神々が住まうインドの4大聖地のひとつに数えられる南のラーメーシュワラム。
その周辺には、64の聖なるティールタが存在するといわれます。
ティールタは、主に水辺に関係する聖地を意味します。
中でも、とりわけ有名なジャターティールタは、ラーマ神がラーヴァナを倒した後、シヴァ神を礼拝するために身を清めようと、髪の毛(ジャター)を洗った場所として崇められる聖地です。
ラーメーシュワラムだけでなく、インドの寺院の多くには、大きな池などの水辺が存在します。
寺院に備わる池にはさまざまな呼び名がありますが、その多くは、ティールタと呼ばれ崇められています。
寺院を包み込む静寂を映し出すかのように備わるティールタには、言葉では言い表せないほどの美しさを垣間見る瞬間があります。
ラーマ神がその髪を清めたように、ティールタは寺院を訪れた人々が神に謁見する前に身を清める場所として重要視されていました。

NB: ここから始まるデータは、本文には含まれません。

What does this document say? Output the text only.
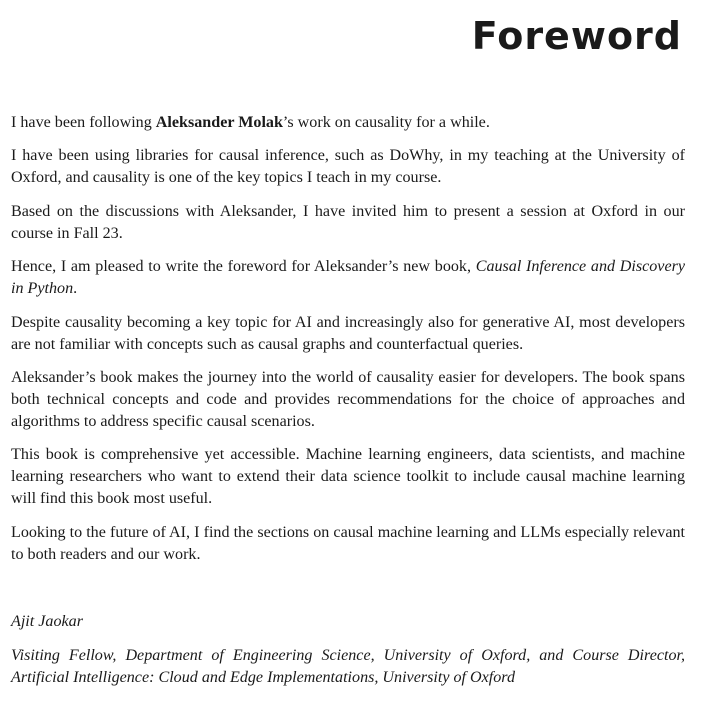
Foreword

I have been following Aleksander Molak’s work on causality for a while.

I have been using libraries for causal inference, such as DoWhy, in my teaching at the University of Oxford, and causality is one of the key topics I teach in my course.

Based on the discussions with Aleksander, I have invited him to present a session at Oxford in our course in Fall 23.

Hence, I am pleased to write the foreword for Aleksander’s new book, Causal Inference and Discovery in Python.

Despite causality becoming a key topic for AI and increasingly also for generative AI, most developers are not familiar with concepts such as causal graphs and counterfactual queries.

Aleksander’s book makes the journey into the world of causality easier for developers. The book spans both technical concepts and code and provides recommendations for the choice of approaches and algorithms to address specific causal scenarios.

This book is comprehensive yet accessible. Machine learning engineers, data scientists, and machine learning researchers who want to extend their data science toolkit to include causal machine learning will find this book most useful.

Looking to the future of AI, I find the sections on causal machine learning and LLMs especially relevant to both readers and our work.

Ajit Jaokar

Visiting Fellow, Department of Engineering Science, University of Oxford, and Course Director, Artificial Intelligence: Cloud and Edge Implementations, University of Oxford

また、寺院で唱えられるマントラの波動を吸収する池の水は、聖水としての恩恵をもたらすと信じられます。
その他、寺院の維持や供物の調理などにも、池の水は欠かすことのできないものであったとされています。
インドでは、約4ヶ月のモンスーンの間に、1年の75%の雨が降るといわれ、乾季にはまったく雨が降らないことも少なくありません。
寺院に備わる大きな池は、生活に欠かすことのできない水を供給する貯水池としての大きな役割を担い、周辺地域の水位の改善にも役立っていたと伝えられます。
信仰に基づいて受け継がれてきた池は、人々の生活に安定と繁栄をもたらしました。
しかし、文明とともに物質的に生活が豊かになった現在は、さまざまな理由により、池を備えない寺院が増えているといわれます。
かつてあった池も、手入れがされず、水の問題に直面している地域もあると伝えられています。
心身の穢れを清める聖地としてのティールタは、精神的にも物質的にも、人々の拠り所となる場所です。
持続可能で真に豊かな生活を受け継いでいくためにも、こうした叡智の価値を常に心に留めておきたいと感じます。
そして、それが明るい未来への渡し場となることを心より願っています。